Monday, March 06, 2006

The horror! Omg you care!!

This semester has been surprisingly stressful. Not only because I've been screwing around with my attendance a bit too much, but because of the surprising quality of tutors. I remember in the previous semester I had complained extensively about the 'made in china' lecturers who hadn't give two licks about us. This semester I learnt that you really have to watch what you wish for. The tutors actually care about us. Ugh.

Don't get me wrong, they're good teachers, just... plain weird. It surprises me how people can laugh at their jokes and apparantly enjoy their classes yet turn around and call them 'bitches' and 'bastards' for being so overbearing when they happen to care about us. It makes me wonder if my cathecism class students actually did that to me when I was teaching them. Fair enough that you can't expect everyone to like you, but I suppose it just kinda hurts to think of the fronts that people will put up for you.

In response to this, I do try to honestly see the good points of each teacher but some of them are just bloody overbearing eventhough they teach well. Don't talk to me like I'm 10 years old. I wish students would be honest with their teachers, but in Singapore, students-teacher raport isn't particularly emphasized or valued. It's somewhat of a rarity in schools, where your grades come before everything else and students are treated like fodder.
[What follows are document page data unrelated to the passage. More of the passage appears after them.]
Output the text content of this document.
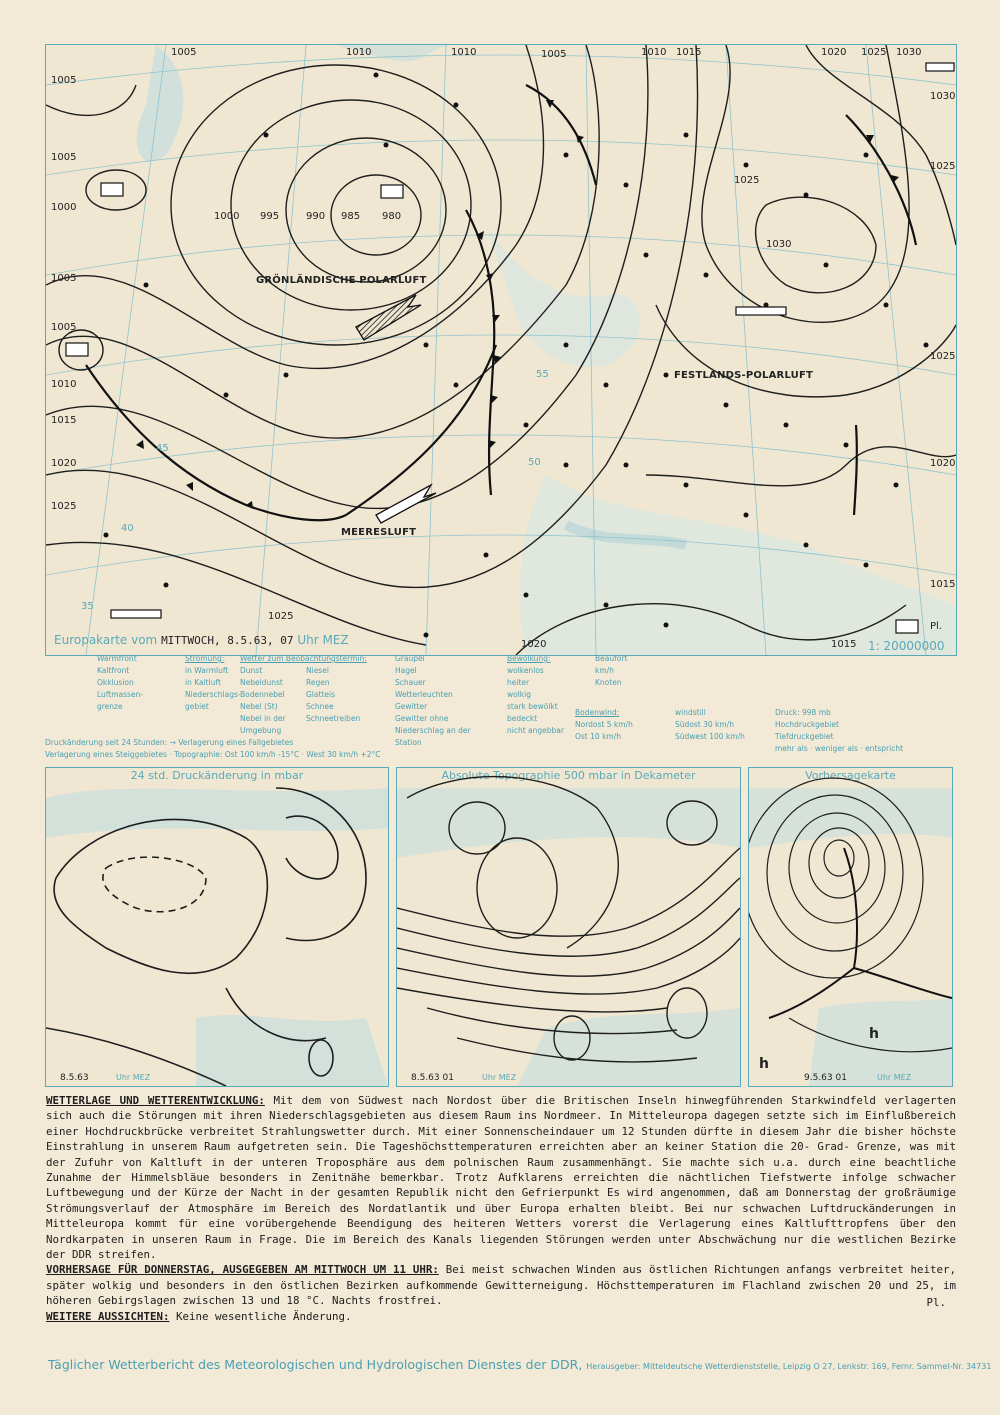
1005	1010	1010	1005	1010 1015	1020 1025 1030
1005
1005
1000
1005
1005
1010
1015
1020
1025
1000 995	990 985 980
1030
1025
1025
1030
1025
1020
1015
1015
1025
1020
55
50
45
40
35
GRÖNLÄNDISCHE POLARLUFT
FESTLANDS-POLARLUFT
MEERESLUFT
Europakarte vom MITTWOCH, 8.5.63, 07 Uhr MEZ	1: 20000000
Pl.
Warmfront
Kaltfront
Okklusion
Luftmassen-grenze
Strömung:
in Warmluft
in Kaltluft
Niederschlags-gebiet
Wetter zum Beobachtungstermin:
Dunst
Nebeldunst
Bodennebel
Nebel (St) Nebel in der Umgebung
Niesel
Regen
Glatteis
Schnee
Schneetreiben
Graupel
Hagel
Schauer
Wetterleuchten
Gewitter
Gewitter ohne Niederschlag an der Station
Bewölkung:
wolkenlos
heiter
wolkig
stark bewölkt
bedeckt
nicht angebbar
Beaufort
km/h
Knoten
Bodenwind:
Nordost 5 km/h
Ost 10 km/h
windstill
Südost 30 km/h
Südwest 100 km/h
Druck: 998 mb
Hochdruckgebiet
Tiefdruckgebiet
mehr als · weniger als · entspricht
Druckänderung seit 24 Stunden: → Verlagerung eines Fallgebietes
Verlagerung eines Steiggebietes · Topographie: Ost 100 km/h -15°C · West 30 km/h +2°C
24 std. Druckänderung in mbar
8.5.63	Uhr MEZ
Absolute Topographie 500 mbar in Dekameter
8.5.63 01	Uhr MEZ
Vorhersagekarte
h
h
9.5.63 01	Uhr MEZ

WETTERLAGE UND WETTERENTWICKLUNG: Mit dem von Südwest nach Nordost über die Britischen Inseln hinwegführenden Starkwindfeld verlagerten sich auch die Störungen mit ihren Niederschlagsgebieten aus diesem Raum ins Nordmeer. In Mitteleuropa dagegen setzte sich im Einflußbereich einer Hochdruckbrücke verbreitet Strahlungswetter durch. Mit einer Sonnenscheindauer um 12 Stunden dürfte in diesem Jahr die bisher höchste Einstrahlung in unserem Raum aufgetreten sein. Die Tageshöchsttemperaturen erreichten aber an keiner Station die 20- Grad- Grenze, was mit der Zufuhr von Kaltluft in der unteren Troposphäre aus dem polnischen Raum zusammenhängt. Sie machte sich u.a. durch eine beachtliche Zunahme der Himmelsbläue besonders in Zenitnähe bemerkbar. Trotz Aufklarens erreichten die nächtlichen Tiefstwerte infolge schwacher Luftbewegung und der Kürze der Nacht in der gesamten Republik nicht den Gefrierpunkt Es wird angenommen, daß am Donnerstag der großräumige Strömungsverlauf der Atmosphäre im Bereich des Nordatlantik und über Europa erhalten bleibt. Bei nur schwachen Luftdruckänderungen in Mitteleuropa kommt für eine vorübergehende Beendigung des heiteren Wetters vorerst die Verlagerung eines Kaltlufttropfens über den Nordkarpaten in unseren Raum in Frage. Die im Bereich des Kanals liegenden Störungen werden unter Abschwächung nur die westlichen Bezirke der DDR streifen.

VORHERSAGE FÜR DONNERSTAG, AUSGEGEBEN AM MITTWOCH UM 11 UHR: Bei meist schwachen Winden aus östlichen Richtungen anfangs verbreitet heiter, später wolkig und besonders in den östlichen Bezirken aufkommende Gewitterneigung. Höchsttemperaturen im Flachland zwischen 20 und 25, im höheren Gebirgslagen zwischen 13 und 18 °C. Nachts frostfrei.

WEITERE AUSSICHTEN: Keine wesentliche Änderung.
Pl.

Täglicher Wetterbericht des Meteorologischen und Hydrologischen Dienstes der DDR, Herausgeber: Mitteldeutsche Wetterdienststelle, Leipzig O 27, Lenkstr. 169, Fernr. Sammel-Nr. 34731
The presentation today bombed, though. I can honestly say I wasn't prepared as much as I should have been. I thought I could think on my feet, I thought that I could wing it. Hey, I had done so back in debates. I forgot the amount of effort I had put into developing that ability to think on my feet, and years since my last debate, it's all gone out the window.

I really have to stop coasting from the top of the hill.

Thursday, March 02, 2006

Zippedy-doo-dah~

Today was a surprisingly awesome day. And for some reason, telling people that seems to silence them. "Kristen having a good day? Seriously? Damn!" Indeed, for once I am not angry at being single, not angry at myself, not angry at my diet, not angry... at all.
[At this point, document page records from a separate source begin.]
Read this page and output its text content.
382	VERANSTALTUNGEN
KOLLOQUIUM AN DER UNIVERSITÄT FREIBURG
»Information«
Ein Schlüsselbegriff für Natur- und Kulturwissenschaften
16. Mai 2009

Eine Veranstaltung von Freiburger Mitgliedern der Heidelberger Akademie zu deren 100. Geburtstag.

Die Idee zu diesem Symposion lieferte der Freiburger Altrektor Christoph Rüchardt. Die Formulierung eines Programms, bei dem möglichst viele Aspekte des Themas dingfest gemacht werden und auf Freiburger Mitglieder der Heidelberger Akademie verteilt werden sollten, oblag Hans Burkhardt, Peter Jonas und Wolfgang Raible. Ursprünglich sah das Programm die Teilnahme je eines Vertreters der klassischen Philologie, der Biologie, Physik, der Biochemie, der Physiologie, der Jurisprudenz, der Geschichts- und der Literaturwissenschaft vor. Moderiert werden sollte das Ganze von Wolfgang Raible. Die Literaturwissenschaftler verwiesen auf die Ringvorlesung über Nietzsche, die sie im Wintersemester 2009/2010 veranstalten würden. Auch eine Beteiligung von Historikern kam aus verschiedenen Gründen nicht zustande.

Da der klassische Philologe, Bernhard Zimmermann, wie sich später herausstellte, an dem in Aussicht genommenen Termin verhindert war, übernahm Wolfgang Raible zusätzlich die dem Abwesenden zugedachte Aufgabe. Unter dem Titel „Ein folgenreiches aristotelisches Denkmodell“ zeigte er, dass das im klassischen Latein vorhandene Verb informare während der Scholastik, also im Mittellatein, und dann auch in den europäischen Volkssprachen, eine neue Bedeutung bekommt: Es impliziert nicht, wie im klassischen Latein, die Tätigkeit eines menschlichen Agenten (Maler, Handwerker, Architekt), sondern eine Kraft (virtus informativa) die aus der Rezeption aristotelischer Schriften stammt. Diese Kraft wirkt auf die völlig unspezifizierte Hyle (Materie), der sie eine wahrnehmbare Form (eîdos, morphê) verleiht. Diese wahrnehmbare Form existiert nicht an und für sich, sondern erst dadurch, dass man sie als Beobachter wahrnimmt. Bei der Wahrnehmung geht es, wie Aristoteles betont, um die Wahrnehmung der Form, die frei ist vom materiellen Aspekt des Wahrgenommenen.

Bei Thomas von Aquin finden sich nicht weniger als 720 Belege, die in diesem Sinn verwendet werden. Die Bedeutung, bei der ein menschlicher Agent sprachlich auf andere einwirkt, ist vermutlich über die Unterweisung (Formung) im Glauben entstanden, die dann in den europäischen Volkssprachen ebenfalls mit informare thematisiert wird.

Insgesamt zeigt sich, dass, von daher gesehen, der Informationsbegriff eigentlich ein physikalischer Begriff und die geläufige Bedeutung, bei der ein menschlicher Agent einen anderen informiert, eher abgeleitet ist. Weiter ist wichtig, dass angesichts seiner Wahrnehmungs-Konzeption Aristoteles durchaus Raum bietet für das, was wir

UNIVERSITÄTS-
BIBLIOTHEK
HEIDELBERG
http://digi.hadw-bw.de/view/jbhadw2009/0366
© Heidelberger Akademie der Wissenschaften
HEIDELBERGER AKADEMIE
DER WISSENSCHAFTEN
I find myself walking down the street coming home, remembering some old jokes shared between friends and laughing loudly as the drivers give me funny looks. It's incredible. I haven't felt this light and bouyant inside for a long while.
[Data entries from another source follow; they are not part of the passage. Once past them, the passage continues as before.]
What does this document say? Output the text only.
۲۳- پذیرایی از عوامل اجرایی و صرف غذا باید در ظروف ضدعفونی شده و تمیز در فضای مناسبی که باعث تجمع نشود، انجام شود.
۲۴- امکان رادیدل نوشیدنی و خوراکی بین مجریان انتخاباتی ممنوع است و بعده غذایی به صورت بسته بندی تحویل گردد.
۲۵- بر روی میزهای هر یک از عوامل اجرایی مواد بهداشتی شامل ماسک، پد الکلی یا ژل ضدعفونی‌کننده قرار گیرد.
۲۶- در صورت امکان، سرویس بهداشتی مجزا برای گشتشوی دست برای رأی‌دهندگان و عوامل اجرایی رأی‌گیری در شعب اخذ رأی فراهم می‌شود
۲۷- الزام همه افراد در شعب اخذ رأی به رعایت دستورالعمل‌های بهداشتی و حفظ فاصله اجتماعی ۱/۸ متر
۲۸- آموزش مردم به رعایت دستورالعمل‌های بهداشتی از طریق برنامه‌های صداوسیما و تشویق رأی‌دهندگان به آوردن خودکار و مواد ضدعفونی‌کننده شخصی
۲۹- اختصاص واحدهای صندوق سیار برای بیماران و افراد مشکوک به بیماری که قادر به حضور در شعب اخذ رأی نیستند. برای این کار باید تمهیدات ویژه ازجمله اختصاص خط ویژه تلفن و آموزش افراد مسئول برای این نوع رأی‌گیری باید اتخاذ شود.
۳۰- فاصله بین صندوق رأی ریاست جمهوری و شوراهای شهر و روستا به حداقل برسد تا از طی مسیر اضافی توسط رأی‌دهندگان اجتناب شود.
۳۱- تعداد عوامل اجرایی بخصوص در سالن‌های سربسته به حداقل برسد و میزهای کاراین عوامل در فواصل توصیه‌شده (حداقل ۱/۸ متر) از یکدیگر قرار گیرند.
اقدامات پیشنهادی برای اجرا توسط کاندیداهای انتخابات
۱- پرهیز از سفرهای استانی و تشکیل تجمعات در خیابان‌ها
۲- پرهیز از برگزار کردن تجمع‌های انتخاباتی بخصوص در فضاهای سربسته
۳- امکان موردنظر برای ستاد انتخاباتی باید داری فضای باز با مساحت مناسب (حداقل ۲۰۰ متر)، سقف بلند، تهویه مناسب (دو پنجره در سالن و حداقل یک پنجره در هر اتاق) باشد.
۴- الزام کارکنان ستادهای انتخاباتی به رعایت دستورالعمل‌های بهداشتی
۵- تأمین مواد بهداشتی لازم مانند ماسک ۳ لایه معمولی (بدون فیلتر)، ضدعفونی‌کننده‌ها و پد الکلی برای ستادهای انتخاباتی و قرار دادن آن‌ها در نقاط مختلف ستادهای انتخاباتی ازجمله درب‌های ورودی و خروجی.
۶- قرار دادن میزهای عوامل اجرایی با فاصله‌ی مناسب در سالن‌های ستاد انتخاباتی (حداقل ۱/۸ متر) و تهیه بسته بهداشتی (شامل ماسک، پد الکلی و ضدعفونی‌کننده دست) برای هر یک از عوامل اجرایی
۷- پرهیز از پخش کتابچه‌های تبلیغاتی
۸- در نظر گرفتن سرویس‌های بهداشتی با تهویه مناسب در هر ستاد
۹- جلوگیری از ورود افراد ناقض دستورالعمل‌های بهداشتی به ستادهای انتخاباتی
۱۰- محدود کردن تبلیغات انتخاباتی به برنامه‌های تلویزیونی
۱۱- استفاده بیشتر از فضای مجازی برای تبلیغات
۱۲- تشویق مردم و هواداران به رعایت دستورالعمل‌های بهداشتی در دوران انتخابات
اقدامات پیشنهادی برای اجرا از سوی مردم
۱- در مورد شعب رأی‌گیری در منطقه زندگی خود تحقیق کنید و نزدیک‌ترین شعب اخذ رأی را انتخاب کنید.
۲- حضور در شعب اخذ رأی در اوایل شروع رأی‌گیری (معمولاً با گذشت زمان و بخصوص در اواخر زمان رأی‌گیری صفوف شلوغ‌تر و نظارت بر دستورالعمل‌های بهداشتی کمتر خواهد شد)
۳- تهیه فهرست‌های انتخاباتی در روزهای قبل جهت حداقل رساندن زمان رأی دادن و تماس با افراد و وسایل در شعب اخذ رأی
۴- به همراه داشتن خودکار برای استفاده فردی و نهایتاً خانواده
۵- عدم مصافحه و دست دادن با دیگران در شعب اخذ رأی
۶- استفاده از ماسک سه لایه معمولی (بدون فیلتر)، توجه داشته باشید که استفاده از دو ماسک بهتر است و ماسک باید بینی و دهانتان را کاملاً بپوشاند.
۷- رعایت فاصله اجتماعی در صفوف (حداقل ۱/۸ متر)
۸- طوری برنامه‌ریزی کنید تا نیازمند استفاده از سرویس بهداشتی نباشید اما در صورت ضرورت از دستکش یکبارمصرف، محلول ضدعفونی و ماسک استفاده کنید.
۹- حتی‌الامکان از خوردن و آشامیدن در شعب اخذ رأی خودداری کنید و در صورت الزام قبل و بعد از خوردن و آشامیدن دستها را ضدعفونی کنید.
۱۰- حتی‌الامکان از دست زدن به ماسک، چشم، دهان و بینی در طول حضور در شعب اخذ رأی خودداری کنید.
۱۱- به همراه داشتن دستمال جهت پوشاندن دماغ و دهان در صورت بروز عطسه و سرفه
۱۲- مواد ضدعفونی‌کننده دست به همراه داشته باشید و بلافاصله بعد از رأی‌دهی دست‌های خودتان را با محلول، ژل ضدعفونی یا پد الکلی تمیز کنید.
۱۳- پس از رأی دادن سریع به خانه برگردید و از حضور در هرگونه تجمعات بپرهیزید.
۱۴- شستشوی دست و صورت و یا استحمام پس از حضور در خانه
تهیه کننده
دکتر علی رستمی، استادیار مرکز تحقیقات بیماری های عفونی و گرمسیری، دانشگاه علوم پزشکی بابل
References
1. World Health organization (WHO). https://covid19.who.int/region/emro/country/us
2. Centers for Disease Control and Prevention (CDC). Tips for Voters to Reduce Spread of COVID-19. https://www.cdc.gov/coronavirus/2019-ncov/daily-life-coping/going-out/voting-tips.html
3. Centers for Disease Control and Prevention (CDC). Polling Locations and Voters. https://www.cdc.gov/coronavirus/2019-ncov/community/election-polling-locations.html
Like most students at NIE these days, I'm swarmed with assignments. Yet I feel in control to a certain degree. I'm getting them done, I'm doing my best. The more I work, the more I feel like I'm in control, and the happier become. While that sounded mildly obsessive compulsive, I have to admit that I rarely feel in control.

I suppose the good day started when Kirk told me he had finally gotten his hands on a copy of Imagine FX, which had published a picture of mine in its gallery. I saw the screen shots and felt incredible yet humbled. The other pictures in the gallery look like they really deserve to be there, and I kind of wondered what on earth mine was doing there beside them. I have a long way to go yet.

Well the good day continued into the afternoon, as I did homework (wow!) till around two pm. Stopped a while to watch some strange and bizare japanese horror film called Marebito with my dad. It was made by the same guy who directed Juon, and it was a disappointment. Still, the way the story twisted, this guy has to seriously stop snacking on paintchips. Then went out for dinner with my family and finally came home.

I suppose the gastric-induced two days of rest seems to have paid off for me, I seriously needed it after my 'Recess' week of work, work, work. Have so much goodness to look forward to in the week aswell - Picnic with Wan and Mary Ann at East Coast on Sat, Oxtail lunch with Bren next Wednesday. Alot of worrisome events in the cards too, such as the submission of my lesson plans and presentations. But still - I will survive!